Grace is a tricky concept but it is a crucial part of how God works in our lives. I guess I should first explain what grace means to me. Grace is kind of like getting a gift that is so great that you could never ever pay the giver back for it. If I were to randomly give you a hundred bazillion dollars, or some sum of money that will never exist, there would be no way to pay me back. But the thing that is different than what was given to us is so much greater than any sum of money, any possession, or any part of this small planet called Earth. We have been given access to a kingdom that is out of this world incredible, a place in a new world, a world that is good and loving, Gods kingdom.

Wait I feel that I just skipped a huge part. Now grace is such a tricky concept because you can think you are explaining it in a way that everyone can understand then you realize that you are talking in that dang Christian language, it’s clearly different and confusing. So I could choose to go about explaining Grace like this; by definition grace is “disposition to or and act or instance of kindness courtesy or clemency.” But this definition doesn’t even mean as much as the kind of grace that I am talking about. The best way that I can describe grace is the act of giving something to someone that they will never be able to deserve. That is in all honesty the best I can do.
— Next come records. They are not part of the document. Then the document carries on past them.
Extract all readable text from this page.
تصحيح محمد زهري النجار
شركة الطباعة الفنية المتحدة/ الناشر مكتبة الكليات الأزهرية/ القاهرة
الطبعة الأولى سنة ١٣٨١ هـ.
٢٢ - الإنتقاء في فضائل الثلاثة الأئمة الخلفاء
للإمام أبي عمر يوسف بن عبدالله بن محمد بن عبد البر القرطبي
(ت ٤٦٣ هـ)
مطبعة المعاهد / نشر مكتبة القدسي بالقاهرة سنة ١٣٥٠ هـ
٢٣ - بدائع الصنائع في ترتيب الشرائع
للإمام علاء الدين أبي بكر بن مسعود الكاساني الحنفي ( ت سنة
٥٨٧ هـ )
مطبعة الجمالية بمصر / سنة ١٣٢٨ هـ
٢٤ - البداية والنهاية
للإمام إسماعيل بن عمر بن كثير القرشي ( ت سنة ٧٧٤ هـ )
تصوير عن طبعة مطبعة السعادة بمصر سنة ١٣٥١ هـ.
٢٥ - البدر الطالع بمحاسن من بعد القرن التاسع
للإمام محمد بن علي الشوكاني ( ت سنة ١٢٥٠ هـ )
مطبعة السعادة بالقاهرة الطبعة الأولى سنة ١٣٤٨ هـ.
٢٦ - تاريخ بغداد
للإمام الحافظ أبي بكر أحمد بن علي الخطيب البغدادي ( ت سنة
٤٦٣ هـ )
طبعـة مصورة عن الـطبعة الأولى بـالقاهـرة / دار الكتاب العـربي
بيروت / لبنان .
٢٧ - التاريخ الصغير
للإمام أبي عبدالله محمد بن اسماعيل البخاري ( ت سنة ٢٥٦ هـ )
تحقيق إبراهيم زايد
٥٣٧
Now if I were reading this I would want to know where the writer was going with this rambling. In truth I am trying to get here, complete confusion, so that we can find our way back out. So here we go, this word grace is thrown around a lot in Christian circles and sometimes I don’t even know what we are talking about. Am I being asked to show grace to someone who may have wronged me, or am I being asked to not judge the way a speaker is telling me to live my life. Or am I being told about the grace that God has shown us by sending his son down to die for every time I fall off of my moral pedestal. This is the idea of grace that I really think about when I hear that word. The Grace of God is something that was given to us, a forgiveness for our faults, our disloyalty, our hatred, our sin. The grace that God showed us was his gift of forgiveness a path to redemption that he provided when Jesus died to save us. I wouldn’t say that grace is even a concept that our humans mind could create, we create more of action of mercy, or forgiveness. While in Christian circles we may say “show grace to this person.” But who are we to decide who deserves our forgiveness or not. It says many times in the New Testament that we are not to judge our neighbor but to treat them with love and forgiveness. As humans we show mercy to those who wronged us where God showed grace to humanity because we continuously wrong him when we sin and hate those who he created. I would like to make the claim that as I understand it humans would be incapable of grace, because how can we expect anything from anybody else that we would not be able to fulfill our selves. Therefore grace is an action in which only God can complete because his expectations are infinite so we would never be able to deserve the great sacrifice Jesus made for us. Also saying that I would say his love is infinite because he showed us the great act of grace that is sending His son to die for us.

I guess overall I am saying one thing and one thing only. We, as Christians, as human beings, should do our best to focus on forgiving and showing love to those who wronged us because God showed us his love through his gracious act of sending his son down only to sacrifice him and save us. For without this act of grace we would all be lost and still stuck in times of legalism and hatred. Therefore we need to focus on loving each other and doing our best to create a world in which we accept all people, all groups and all beliefs. I am not saying that we have to agree with them but we should show mercy and forgiveness for all people and focus on love and not condemnation.

 Thank you for reading my rant it was a little confusing even for me but I feel like good questions were created, and maybe even some were answered.